We should keep the death sentence. However, we shoulder cut the "humane" crap. There's nothing humane about being killed by something you're afraid of by the age of 4.
I say again, watch
http://www.ted.com/talks/bryan_stevenson_we_need_to_talk_about_an_injusticeIf you can't spare 20 minutes, just skip ahead to 8:10 and see:
The other way of thinking about [the death penalty] is not "Do people deserve to die for the crimes they commit?" but "Do we deserve to kill?". I mean, it's fascinating, death penalty in America is defined by error. For every nine people who have been executed, we've actually identified one innocent person who's been exonerated and released from death row.

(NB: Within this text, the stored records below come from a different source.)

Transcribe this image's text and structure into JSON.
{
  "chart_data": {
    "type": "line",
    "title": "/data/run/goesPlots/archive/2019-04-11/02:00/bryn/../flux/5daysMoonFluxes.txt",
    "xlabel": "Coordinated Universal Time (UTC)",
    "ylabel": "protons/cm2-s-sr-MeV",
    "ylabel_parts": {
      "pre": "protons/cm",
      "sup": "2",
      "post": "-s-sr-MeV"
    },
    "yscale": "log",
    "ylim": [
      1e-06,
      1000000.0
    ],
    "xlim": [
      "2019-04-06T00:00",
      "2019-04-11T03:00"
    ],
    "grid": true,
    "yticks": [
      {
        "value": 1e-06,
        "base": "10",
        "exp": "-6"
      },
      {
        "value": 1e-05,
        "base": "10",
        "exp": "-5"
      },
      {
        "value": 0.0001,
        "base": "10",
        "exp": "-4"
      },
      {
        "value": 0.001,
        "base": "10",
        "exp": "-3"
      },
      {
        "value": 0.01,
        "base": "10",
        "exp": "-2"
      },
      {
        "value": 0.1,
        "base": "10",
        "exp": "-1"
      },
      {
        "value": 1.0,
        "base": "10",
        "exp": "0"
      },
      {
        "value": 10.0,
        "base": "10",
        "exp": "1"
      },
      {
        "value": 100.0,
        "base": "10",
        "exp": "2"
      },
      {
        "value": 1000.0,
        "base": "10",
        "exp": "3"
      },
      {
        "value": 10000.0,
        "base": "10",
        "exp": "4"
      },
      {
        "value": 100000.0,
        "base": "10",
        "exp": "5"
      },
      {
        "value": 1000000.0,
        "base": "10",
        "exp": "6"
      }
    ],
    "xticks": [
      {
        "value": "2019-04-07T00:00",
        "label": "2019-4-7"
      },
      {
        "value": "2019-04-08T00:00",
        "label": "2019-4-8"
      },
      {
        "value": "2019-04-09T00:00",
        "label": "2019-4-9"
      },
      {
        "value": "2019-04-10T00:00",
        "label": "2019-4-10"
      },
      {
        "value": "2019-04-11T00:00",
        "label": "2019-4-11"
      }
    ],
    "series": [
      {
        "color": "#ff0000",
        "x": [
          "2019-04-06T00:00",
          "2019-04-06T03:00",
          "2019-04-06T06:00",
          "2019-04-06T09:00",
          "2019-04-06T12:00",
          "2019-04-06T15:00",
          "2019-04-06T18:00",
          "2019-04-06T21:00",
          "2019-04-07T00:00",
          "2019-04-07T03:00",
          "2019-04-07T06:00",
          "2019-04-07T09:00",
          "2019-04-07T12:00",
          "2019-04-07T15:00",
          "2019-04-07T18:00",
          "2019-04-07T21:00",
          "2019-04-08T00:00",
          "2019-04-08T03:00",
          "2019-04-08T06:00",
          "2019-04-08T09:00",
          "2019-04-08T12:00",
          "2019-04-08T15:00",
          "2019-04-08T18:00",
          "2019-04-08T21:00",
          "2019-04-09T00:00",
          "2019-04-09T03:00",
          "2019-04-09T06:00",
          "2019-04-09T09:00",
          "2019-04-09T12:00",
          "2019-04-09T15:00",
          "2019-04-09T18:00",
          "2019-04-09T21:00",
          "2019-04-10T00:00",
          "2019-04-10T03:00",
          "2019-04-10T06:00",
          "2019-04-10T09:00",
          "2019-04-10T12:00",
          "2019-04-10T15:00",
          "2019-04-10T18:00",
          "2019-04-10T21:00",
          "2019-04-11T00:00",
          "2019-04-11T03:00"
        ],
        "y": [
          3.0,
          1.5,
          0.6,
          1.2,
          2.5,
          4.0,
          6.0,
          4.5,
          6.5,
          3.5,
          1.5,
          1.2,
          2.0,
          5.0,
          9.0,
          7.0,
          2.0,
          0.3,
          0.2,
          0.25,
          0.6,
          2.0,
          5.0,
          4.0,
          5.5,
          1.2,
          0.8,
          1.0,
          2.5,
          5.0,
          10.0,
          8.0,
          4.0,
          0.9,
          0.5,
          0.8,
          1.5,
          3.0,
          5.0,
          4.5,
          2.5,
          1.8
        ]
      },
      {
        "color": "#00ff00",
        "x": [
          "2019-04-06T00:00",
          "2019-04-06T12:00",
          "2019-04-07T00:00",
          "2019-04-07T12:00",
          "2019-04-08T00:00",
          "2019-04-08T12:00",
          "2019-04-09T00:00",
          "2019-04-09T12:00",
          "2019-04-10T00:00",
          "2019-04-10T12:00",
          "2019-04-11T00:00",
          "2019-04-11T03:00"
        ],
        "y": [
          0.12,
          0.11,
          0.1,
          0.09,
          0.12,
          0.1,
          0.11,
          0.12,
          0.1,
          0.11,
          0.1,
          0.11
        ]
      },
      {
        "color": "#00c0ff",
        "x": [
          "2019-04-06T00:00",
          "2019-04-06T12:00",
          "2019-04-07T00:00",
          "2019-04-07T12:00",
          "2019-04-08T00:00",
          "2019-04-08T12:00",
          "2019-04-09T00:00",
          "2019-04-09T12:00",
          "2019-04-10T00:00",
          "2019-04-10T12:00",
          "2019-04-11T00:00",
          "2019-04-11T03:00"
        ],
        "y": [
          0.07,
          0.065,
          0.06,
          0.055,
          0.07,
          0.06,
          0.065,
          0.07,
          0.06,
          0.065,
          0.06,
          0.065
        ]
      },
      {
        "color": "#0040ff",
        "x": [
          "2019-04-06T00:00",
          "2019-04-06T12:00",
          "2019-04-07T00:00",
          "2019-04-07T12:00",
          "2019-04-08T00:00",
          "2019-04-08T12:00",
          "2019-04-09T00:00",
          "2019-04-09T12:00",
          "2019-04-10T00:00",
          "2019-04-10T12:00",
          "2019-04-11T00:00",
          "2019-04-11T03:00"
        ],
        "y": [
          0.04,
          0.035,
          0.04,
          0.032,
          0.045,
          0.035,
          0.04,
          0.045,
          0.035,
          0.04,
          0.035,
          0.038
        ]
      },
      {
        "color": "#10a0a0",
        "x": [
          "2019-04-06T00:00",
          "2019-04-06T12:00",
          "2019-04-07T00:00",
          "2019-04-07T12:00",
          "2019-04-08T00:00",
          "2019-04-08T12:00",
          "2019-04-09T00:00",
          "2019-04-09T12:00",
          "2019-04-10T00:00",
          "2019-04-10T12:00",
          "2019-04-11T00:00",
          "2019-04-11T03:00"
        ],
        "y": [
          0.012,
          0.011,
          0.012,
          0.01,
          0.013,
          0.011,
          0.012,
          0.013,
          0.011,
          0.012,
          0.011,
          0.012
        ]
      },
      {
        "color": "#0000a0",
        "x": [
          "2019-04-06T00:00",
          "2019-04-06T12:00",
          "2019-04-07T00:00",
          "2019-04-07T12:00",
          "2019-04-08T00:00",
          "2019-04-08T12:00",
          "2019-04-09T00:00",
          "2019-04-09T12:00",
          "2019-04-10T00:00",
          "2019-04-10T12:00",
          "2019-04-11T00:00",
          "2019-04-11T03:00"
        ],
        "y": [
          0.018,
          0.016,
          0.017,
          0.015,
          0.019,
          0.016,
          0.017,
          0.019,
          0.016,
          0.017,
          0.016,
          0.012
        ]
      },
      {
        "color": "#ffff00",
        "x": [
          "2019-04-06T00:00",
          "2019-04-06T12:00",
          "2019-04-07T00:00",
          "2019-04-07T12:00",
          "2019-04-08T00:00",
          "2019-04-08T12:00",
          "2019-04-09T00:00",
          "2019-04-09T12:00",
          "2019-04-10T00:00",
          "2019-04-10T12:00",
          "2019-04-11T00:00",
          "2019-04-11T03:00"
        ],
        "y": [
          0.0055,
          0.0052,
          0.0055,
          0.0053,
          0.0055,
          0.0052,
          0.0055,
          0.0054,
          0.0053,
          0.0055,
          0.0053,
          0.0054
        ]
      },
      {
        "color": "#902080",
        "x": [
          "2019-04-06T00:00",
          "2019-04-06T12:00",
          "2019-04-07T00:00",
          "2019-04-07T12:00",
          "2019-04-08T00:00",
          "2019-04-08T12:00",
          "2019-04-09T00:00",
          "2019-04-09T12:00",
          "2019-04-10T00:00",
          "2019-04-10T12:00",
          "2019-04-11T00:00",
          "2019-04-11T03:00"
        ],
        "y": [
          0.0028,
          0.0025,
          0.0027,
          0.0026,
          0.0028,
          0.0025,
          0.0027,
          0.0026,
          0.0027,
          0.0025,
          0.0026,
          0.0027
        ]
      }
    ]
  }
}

A kind of astonishing error rate; one out of nine people, innocent. I mean, it's fascinating... in aviation we would never let people fly on air planes if for every nine air planes that took off, one would crash...
Now, I would still be against the death penalty (or any other form of corporal punishment, for that matter) even if there'd be some magical way to ensure nobody is ever murdered (what else would you call the killing of an innocent person?), but with such ridiculous sloppiness... Hell no, abolish it
today.
According to
http://www.deathpenaltyinfo.org/executions-year there have been 1409 executions (not convictions, actual executions) from 1976 to 2015. So, that would work out to roughly 150
innocent people having been about to be murdered by the US government, saved in the nick of time by lawyers going above and beyond in an attempt to save them. What's worse, realistically speaking,
not all innocents HAVE been saved; there's no way to put a number on it, but there have definitely been people executed for crimes they didn't commit. How can you possibly be in favour of a system like that...!?